Il ne restait bientôt plus que des braises, et tandis que le poney de Frodon se reposait, Ernest donnait des petits coups de nez à Sam pour avoir une seconde pomme. Sam, lui, se caressait nerveusement les mains, le regard plongé dans ce qu'il restait de feu. Frodon se releva légèrement et s'appuya sur son coude.
« Qu'y a-t-il, Sam ? »
« Monsieur Frodon, vous savez... »
« Oui ? »
« Il y a une chose... Enfin... »
Frodon s'amusait de voir son compagnon embarrassé : Sam était toujours un peu comme ça quand ils discutaient. Il y avait toujours une sorte de distance, de politesse que Frodon ne comprenait pas. « Après tout ce qu'on a vécu ensemble ! » se disait-il. Mais loin de se sentir insulté, cela le faisait rire intérieurement.
« Monsieur Frodon, il y a une chose que je dois vous demander... »
« Et bien demande-moi, Sam. Hé ! Pourquoi un ton si sérieux ? »

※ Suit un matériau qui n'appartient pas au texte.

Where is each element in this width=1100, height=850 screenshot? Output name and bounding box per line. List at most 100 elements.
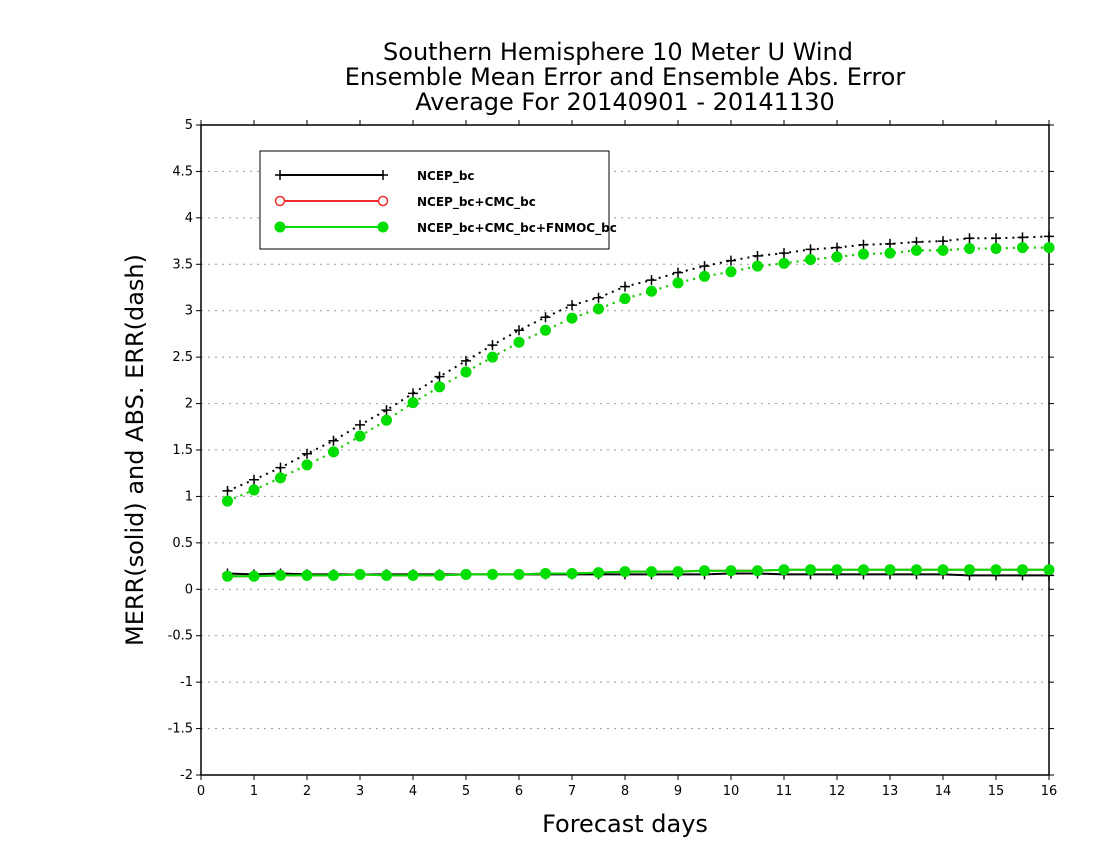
series-2-merr-point-25 [884, 564, 896, 576]
y-tick-label-13: 4.5 [172, 164, 193, 179]
series-0-abs-err-point-2 [275, 462, 286, 473]
series-0-abs-err-point-12 [540, 312, 551, 323]
title-line-1: Southern Hemisphere 10 Meter U Wind [383, 38, 853, 66]
series-2-merr-point-27 [937, 564, 949, 576]
series-2 [222, 242, 1055, 582]
series-0-abs-err-point-8 [434, 371, 445, 382]
series-2-merr-point-30 [1017, 564, 1028, 576]
x-tick-label-0: 0 [197, 784, 205, 799]
series-2-merr-point-15 [619, 566, 631, 578]
series-2-abs-err-point-26 [911, 244, 922, 256]
series-0-abs-err-point-7 [408, 388, 418, 399]
series-2-abs-err-point-25 [884, 247, 896, 259]
series-2-merr-point-20 [752, 565, 763, 577]
series-2-abs-err-point-16 [646, 285, 657, 297]
series-2-abs-err-point-8 [434, 381, 445, 393]
x-tick-label-8: 8 [621, 784, 629, 799]
series-0-abs-err-point-20 [752, 250, 763, 261]
y-tick-label-1: -1.5 [168, 722, 193, 737]
series-2-merr-point-7 [407, 569, 419, 581]
series-2-abs-err-point-7 [407, 397, 419, 409]
x-tick-label-12: 12 [829, 784, 846, 799]
title-line-2: Ensemble Mean Error and Ensemble Abs. Er… [345, 63, 906, 91]
series-0-abs-err-point-4 [328, 435, 339, 446]
series-0-abs-err-point-18 [699, 261, 710, 272]
series-2-merr-point-9 [460, 568, 472, 580]
series-0-abs-err-point-19 [726, 255, 736, 266]
series-2-abs-err-point-14 [593, 303, 604, 315]
series-2-merr-point-28 [964, 564, 975, 576]
x-tick-label-14: 14 [935, 784, 952, 799]
y-tick-label-14: 5 [185, 118, 193, 133]
series-2-abs-err-line [227, 246, 1049, 502]
y-tick-label-5: 0.5 [172, 536, 193, 551]
x-tick-label-11: 11 [776, 784, 793, 799]
series-1 [222, 242, 1055, 582]
series-2-abs-err-point-28 [964, 243, 975, 254]
series-2-abs-err-point-31 [1043, 242, 1055, 254]
series-0 [222, 231, 1054, 581]
x-tick-label-7: 7 [568, 784, 576, 799]
legend-marker-start-0 [275, 170, 285, 180]
series-0-abs-err-point-13 [567, 300, 577, 311]
series-group [222, 231, 1055, 582]
legend-marker-end-2 [377, 221, 389, 233]
series-2-abs-err-point-15 [619, 293, 631, 305]
y-tick-label-4: 0 [185, 582, 193, 597]
series-2-abs-err-point-10 [487, 351, 498, 363]
series-2-abs-err-point-22 [805, 254, 816, 266]
series-2-abs-err-point-21 [778, 257, 790, 269]
series-2-abs-err-point-30 [1017, 242, 1028, 254]
series-2-merr-point-10 [487, 568, 498, 580]
series-2-abs-err-point-6 [381, 414, 392, 426]
title-line-3: Average For 20140901 - 20141130 [415, 88, 835, 116]
series-2-abs-err-point-5 [354, 430, 366, 442]
series-2-abs-err-point-27 [937, 244, 949, 256]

« Nous... nous n'avons jamais parlé... » Sam prit une grande inspiration. « Nous n'avons jamais parlé de ce qu'il s'est passé dans la Montagne du Destin ce jour-là. Enfin, je... »
Le visage de Frodon se ferma subitement. Et alors qu'il manipulait nerveusement son petit bijou blanc, il jeta un regard sérieux à Sam. Ce genre de regard que Sam n'avait plus vu depuis bien longtemps.
« Je ne te dirai qu'un seule chose, Sam. » Et serrant fort le bijou dans sa main : « Là où je suis, il n'y a pas de pourquoi. »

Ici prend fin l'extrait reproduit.